An operation by an aircraft that lands and departs on a runway without stopping or exiting the runway.
Source: FAA JO 7110.65 ATC
Touch-and-go essentially joins two manoeuvres into one - the aircraft lands on the runway, then accelerates and takes off again. The procedure is normally practiced during flight training but is sometimes used as a form of aborted landing after touchdown.
An example of the path of an aircraft performing a touch and go.
The advantages of touch-and-go include:
- Both actions (take-off and landing) are performed (as opposed to low approach)
- Short runway occupancy (as opposed to e.g. a stop and go or a landing and backtrack for another take off)
- Shorter duration, meaning more cycles can be done per hour (as opposed to e.g. stop and go or full stop landing and taxi-back take off)
- The procedure itself can be performed in a real situation (aborted landing after touchdown)
The procedure offers some specific challenges that need to be considered when deciding whether it is appropriate to perform it, e.g.:
- The procedure is more demanding on the pilot as they must quickly switch their mindset from trying to land to getting back in the air while changing the aircraft configuration accordingly.
- There may not be enough runway available. For various reasons (runway length, wind, landing technique, etc.) it is possible that the remaining runway is insufficient for a safe take off. The decision whether to continue as planned or abort the take off part may need to be done very quickly, and in combination with switching the aircraft from one configuration to the other.
- Not doing it properly may defeat the purpose of the exercise. The main objective of a touch and go is to practice the two manoeuvres. That means the take-off part is only supposed to be initiated when the aircraft is firmly on the ground and has decelerated. Sometimes due to e.g. having a shorter runway, a delayed touchdown, etc. the landing part is performed differently compared to the full-stop scenario, e.g. almost simultaneous touchdown of all wheels (to save time), no deceleration, etc.
- There is more stress on the engine as it has to quickly go from a relatively cold condition (typical for landing) to a full power state (expected for take-off).
The performance of touch-and-go instead of a landing must be communicated to air traffic control so that they may plan the traffic flow accordingly. Sometimes it would not be safe to approve a touch-and-go and the controller would clear the pilot for a full stop landing.
There are some manoeuvres that can be viewed as an alternative to touch-and-go and are also used in flight training:
- Stop and go - the aircraft comes to a complete stop and then starts a take-off roll. This option is often preferable to touch-and-go as it is less demanding for the pilot. This is because the two actions are split - the pilots first focuses on the landing and only when this task is complete, they turn their attention to take-off. Also, there is some time to switch between the tasks which is not the case with touch-and-go. The downside is that stop-and-go requires a longer runway and the aircraft needs to stay on the runway for a longer period of time. Sometimes these requirements cannot be satisfied due to e.g. busy traffic or the runway being too short.

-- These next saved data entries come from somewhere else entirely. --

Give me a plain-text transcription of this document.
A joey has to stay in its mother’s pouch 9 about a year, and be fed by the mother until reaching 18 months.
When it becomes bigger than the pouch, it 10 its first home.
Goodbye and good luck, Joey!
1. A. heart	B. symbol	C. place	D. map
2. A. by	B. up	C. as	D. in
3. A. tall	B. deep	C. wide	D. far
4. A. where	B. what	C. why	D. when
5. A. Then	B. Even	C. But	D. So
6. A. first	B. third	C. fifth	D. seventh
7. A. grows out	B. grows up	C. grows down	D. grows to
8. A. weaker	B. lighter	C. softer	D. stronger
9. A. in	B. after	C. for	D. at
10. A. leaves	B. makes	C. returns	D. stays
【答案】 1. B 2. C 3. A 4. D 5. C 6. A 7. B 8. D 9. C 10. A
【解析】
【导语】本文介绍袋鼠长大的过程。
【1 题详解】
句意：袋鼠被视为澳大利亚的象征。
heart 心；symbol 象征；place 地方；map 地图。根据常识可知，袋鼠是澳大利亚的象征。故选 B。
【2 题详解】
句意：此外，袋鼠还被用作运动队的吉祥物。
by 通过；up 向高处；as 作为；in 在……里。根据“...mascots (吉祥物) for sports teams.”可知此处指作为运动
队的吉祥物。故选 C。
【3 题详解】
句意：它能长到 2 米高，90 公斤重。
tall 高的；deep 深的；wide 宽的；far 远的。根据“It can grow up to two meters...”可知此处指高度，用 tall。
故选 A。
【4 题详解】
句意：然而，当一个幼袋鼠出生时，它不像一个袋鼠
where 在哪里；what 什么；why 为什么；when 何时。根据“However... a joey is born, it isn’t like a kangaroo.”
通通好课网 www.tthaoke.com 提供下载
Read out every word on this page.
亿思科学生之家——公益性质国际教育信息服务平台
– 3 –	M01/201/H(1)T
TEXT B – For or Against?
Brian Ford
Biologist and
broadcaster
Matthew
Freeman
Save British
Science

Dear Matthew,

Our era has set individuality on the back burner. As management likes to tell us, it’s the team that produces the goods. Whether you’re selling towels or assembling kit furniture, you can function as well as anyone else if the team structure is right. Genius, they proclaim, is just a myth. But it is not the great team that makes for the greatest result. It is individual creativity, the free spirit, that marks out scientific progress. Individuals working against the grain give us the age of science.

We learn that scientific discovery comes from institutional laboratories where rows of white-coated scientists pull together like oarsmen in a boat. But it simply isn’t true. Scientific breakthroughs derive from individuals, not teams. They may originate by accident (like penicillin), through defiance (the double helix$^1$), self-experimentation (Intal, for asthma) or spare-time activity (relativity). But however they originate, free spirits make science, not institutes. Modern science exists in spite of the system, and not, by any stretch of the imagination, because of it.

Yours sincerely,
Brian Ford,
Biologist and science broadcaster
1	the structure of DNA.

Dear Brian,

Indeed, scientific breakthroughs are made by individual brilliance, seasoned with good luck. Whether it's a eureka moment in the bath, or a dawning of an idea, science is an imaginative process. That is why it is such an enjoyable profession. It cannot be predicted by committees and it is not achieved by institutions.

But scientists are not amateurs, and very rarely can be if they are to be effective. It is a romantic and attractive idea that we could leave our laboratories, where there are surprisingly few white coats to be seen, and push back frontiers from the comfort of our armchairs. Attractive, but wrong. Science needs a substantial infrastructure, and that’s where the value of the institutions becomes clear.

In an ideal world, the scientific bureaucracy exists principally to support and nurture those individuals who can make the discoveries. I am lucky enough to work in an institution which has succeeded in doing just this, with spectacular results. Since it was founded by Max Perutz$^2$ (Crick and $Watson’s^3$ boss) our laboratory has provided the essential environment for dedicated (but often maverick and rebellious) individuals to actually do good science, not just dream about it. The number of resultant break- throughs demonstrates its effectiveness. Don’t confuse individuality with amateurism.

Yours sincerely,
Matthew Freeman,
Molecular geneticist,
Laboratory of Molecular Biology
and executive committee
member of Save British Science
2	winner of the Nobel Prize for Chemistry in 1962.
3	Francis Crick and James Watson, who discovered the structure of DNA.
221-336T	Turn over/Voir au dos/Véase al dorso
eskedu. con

An example of the path of an aircraft, performing a stop and go. The green part is the landing, the blue clock indicates the time when the aircraft is stopped preparing for take-off and the pink part is the take off.
- Low approach - a combination of an approach and a go-around. The aircraft does not touch the runway (unlike touch-and-go/stop-and-go). Unlike missed approach, the aircraft does not start climbing at the missed aprroach point but continues to fly at this height instead. The climb starts at a later point, e.g. after overflying the runway end.
An example of the path of an aircraft, performing a low approach. The flight descends to the minimum descent altitude (or decision altitude) and maintains it until passing over the runway end.
An example of the path of an aircraft, performing a go around. The flight descends to the minimum descent altitude (or decision altitude) and then starts to climb. Note that in a real-life situation the procedure may start before reaching the MDA/DA and sometimes after that.
- Full-stop landing followed by a taxi-back take-off. The aircraft exits the runway (as if this were the end of the flight) and then taxies to the holding point. Sometimes (wind and traffic permitting) a backtrack can be used to take off from the opposite direction. The advantage of this option is that it fully represents both parts of the flight. The downside is that it is the most time consuming.
An example of the path of an aircraft, performing a taxi-back for take off.
Cleared for the option
Note: The procedure described in this section is used in the United States and the United Kingdom (and possibly, other countries). It is not a universally adopted ICAO procedure.
The "Cleared for the Option" procedure will permit an instructor, flight examiner or pilot the option to make a choice between:
- low approach
- missed approach
- full stop landing
This procedure can be very beneficial in a training situation in that neither the student pilot nor examinee would know what manoeuvre would be accomplished. The pilot should make a request for this procedure passing the final approach fix inbound on an instrument approach or entering downwind for a VFR traffic pattern.
The advantages of this procedure as a training aid are that it enables an instructor or examiner to obtain the reaction of a trainee or examinee under changing conditions, the pilot would not have to discontinue an approach in the middle of the procedure due to student error or pilot proficiency requirements, and finally it allows more flexibility and economy in training programs. This procedure will only be used at those locations with an operational control tower and will be subject to ATC approval.